Delaware students gather for Odyssey of the Mind
By EDWARD L. KENNEY, The News Journal
Posted Saturday, March 1, 2008 at 6:42 pm
Hundreds students from across the state flexed their mental muscles during problem-solving exercises today at the University of Delaware.
They participated in the 28th annual Delaware Odyssey of the Mind tournament for grades 3-12 that does for brainpower what the Olympics achieves with muscular might.
"It covers it all," said Mary Kay Valentine, co-director of Delcaps Inc., a volunteer organization that runs the competition. "It's math, science, history, arts, music, literature, even vo-tech arts."
This year's competition drew about 1,100 students, causing organizers to split some of the divisions to get everyone in, she said.
The competition was spread out in six university buildings.
At Smith Hall, a team of fifth-grade girls from Caravel Academy in Bear dressed in handmade white robes and carted handmade scenery to one of the classrooms for a problem-solving exercise that required a stage performance.
The girls were dressed as slaves, and demonstrated how a Muse helped inspire Harriet Tubman to form the Underground Railroad to help other slaves seek freedom.
Cecelia Poole, 11, who portrayed Tubman, said she enjoyed the exercise, which took about a month to put together.
"I like it because it's challenging and you really have to think to get it done," she said. "Everyone has to put their minds together in order to finish it."
"It prepares them going forward as far as being a leader, being a thinker," added Michele Cooper, a team coach and parent. "It shows them different levels of diversity."
Joe Ambrosino, a music teacher at Downes Elementary School in Newark, was in charge of the "classics" category that featured the Tubman play. He said participants had to describe how one of the Greek Muses - ancient goddesses of inspiration - could motivate a moment of creativity or invention in a real-world character who died before 1950.
"It's all generated by the kids themselves," he said. "They're not allowed to have any outside assistance. It teaches them how to think outside the box to create a real-world solution. Different think tanks like NASA support this process."
Several judges sat at the front of the room and rated each performance.
"Their creativity is pretty amazing," judge Kae Mason of Dover said of the contestants. "I think it's phenomenal. I love Odyssey of the Mind. It just encourages children to work as a team, to think outside of their normal school parameters."
Children in other university buildings, among other things created balsa-wood structures to see which could hold the most weight, competed in a road rally with vehicles of their own design and construction, and staged a team-created skit to show their theory of what caused dinosaurs to become extinct.
Winning teams will compete in the international championship held at the end of May and beginning of June at the University of Maryland in College Park.
Delcaps co-director Ron Raab-Long said the competition was started in Glassboro, N.J., by Sam Micklus, a professor of industrial design at the former Glassboro State College (now Rowan University), who challenged his students to build a vehicle that could cross a pond on campus.
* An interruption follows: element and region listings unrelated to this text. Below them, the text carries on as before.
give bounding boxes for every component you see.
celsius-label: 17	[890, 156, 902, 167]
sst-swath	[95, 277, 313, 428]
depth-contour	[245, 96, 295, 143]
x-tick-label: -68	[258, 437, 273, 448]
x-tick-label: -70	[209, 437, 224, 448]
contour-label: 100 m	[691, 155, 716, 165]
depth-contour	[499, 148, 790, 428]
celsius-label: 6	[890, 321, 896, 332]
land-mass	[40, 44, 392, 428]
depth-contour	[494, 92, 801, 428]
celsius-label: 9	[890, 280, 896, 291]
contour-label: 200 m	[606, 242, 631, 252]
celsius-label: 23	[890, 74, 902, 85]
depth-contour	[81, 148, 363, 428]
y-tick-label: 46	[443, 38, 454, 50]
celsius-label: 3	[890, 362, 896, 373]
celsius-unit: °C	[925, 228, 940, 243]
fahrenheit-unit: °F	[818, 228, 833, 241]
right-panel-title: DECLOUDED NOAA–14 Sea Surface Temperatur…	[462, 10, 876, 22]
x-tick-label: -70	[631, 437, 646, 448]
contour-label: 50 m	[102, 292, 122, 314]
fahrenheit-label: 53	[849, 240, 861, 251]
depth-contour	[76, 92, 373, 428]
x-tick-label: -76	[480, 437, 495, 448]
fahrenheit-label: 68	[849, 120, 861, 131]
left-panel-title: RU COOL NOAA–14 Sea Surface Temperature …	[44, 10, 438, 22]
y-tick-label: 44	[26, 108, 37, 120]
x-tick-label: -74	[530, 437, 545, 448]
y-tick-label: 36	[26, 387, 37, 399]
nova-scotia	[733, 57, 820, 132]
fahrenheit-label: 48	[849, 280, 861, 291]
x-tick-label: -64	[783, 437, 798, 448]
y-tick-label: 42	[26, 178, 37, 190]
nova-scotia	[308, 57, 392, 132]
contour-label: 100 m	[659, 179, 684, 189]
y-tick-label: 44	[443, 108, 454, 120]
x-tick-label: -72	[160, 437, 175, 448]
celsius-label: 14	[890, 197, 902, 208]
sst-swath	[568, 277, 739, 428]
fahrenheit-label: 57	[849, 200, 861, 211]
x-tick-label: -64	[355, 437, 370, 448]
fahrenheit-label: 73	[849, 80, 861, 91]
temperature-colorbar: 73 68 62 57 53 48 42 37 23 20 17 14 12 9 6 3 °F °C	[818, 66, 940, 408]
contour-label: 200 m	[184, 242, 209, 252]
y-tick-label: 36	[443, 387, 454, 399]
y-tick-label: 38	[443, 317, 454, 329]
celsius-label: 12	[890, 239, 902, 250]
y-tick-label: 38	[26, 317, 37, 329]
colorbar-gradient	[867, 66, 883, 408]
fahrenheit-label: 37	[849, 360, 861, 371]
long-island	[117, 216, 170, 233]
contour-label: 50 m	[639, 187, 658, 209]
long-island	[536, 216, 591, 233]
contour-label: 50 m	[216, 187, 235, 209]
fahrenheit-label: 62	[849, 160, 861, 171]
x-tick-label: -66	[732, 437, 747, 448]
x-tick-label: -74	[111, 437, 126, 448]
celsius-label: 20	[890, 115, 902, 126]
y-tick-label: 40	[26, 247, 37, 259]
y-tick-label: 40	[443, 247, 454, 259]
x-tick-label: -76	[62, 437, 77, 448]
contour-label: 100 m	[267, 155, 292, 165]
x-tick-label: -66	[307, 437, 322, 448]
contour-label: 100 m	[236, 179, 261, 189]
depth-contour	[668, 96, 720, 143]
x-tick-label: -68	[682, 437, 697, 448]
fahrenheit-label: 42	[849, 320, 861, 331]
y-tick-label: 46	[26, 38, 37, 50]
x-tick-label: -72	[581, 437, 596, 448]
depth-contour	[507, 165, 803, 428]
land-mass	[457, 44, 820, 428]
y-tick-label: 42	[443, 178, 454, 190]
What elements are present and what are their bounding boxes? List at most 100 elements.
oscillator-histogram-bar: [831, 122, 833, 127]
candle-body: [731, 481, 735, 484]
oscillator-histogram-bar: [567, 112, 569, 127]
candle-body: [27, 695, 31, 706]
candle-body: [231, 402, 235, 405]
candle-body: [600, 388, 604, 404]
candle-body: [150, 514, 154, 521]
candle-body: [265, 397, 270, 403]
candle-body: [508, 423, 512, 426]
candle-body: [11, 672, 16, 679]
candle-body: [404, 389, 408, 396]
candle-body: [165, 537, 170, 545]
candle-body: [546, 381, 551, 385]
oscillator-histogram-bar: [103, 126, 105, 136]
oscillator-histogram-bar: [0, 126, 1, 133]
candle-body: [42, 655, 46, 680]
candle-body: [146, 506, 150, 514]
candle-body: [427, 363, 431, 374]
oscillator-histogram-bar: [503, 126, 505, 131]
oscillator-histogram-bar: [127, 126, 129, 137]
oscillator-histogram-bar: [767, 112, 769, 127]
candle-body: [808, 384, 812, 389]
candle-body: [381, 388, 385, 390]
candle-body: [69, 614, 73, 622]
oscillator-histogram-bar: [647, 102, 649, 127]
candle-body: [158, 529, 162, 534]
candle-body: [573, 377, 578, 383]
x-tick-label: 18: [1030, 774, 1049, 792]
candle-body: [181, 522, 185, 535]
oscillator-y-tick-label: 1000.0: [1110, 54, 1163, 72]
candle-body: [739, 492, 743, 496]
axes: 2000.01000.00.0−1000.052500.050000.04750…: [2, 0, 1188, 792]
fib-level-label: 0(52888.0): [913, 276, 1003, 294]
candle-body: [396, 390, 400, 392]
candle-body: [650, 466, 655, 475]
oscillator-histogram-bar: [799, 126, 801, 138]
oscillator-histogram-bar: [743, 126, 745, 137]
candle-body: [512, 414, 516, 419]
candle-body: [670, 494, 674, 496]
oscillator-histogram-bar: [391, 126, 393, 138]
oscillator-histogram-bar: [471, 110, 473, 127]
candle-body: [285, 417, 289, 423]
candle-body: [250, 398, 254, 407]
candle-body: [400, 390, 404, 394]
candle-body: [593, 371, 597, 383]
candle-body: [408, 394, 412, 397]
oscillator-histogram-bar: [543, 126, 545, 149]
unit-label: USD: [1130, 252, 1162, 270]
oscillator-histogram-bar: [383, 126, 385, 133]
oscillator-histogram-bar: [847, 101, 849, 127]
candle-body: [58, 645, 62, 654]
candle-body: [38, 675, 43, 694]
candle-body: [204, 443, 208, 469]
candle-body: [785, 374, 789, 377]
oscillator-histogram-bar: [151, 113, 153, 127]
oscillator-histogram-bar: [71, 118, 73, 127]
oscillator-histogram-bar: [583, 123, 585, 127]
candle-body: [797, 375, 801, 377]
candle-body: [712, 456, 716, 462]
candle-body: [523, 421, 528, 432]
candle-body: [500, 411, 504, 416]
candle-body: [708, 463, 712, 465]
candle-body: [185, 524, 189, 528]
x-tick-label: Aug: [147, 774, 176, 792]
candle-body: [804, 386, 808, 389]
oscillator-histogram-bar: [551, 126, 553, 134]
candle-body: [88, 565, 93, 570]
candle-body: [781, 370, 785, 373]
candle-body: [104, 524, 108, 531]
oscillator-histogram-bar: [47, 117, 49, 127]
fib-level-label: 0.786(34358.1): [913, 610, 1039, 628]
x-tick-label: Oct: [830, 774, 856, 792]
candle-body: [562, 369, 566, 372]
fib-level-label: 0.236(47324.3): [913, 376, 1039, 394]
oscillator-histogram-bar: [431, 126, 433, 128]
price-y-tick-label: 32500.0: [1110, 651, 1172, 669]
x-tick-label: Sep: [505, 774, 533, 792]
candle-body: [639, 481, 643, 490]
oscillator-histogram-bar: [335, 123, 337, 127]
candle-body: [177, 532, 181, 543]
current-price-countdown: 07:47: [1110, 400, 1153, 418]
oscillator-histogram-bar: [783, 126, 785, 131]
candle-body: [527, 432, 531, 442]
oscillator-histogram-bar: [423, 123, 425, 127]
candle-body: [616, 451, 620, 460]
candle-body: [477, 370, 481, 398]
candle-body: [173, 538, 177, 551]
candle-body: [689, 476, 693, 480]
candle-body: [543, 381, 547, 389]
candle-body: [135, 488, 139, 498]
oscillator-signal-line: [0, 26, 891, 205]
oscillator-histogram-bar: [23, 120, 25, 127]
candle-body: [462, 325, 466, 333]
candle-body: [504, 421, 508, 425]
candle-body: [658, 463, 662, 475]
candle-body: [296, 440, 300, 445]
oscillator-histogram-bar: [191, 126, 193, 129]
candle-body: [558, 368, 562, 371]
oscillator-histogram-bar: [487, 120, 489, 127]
"It got local press coverage, and it just grew from there," Raab-Long said.
The Delaware Odyssey of the Mind competition started in 1981, challenging thousands of students each year to raise the academic bar through teamwork and ingenuity.
"In a team, everybody's ideas are important, even the most bizarre," Raab-Long said. "It's sometimes the most bizarre ideas that turn out to be the most creative. It allows people to come up with things that have never been considered in the past."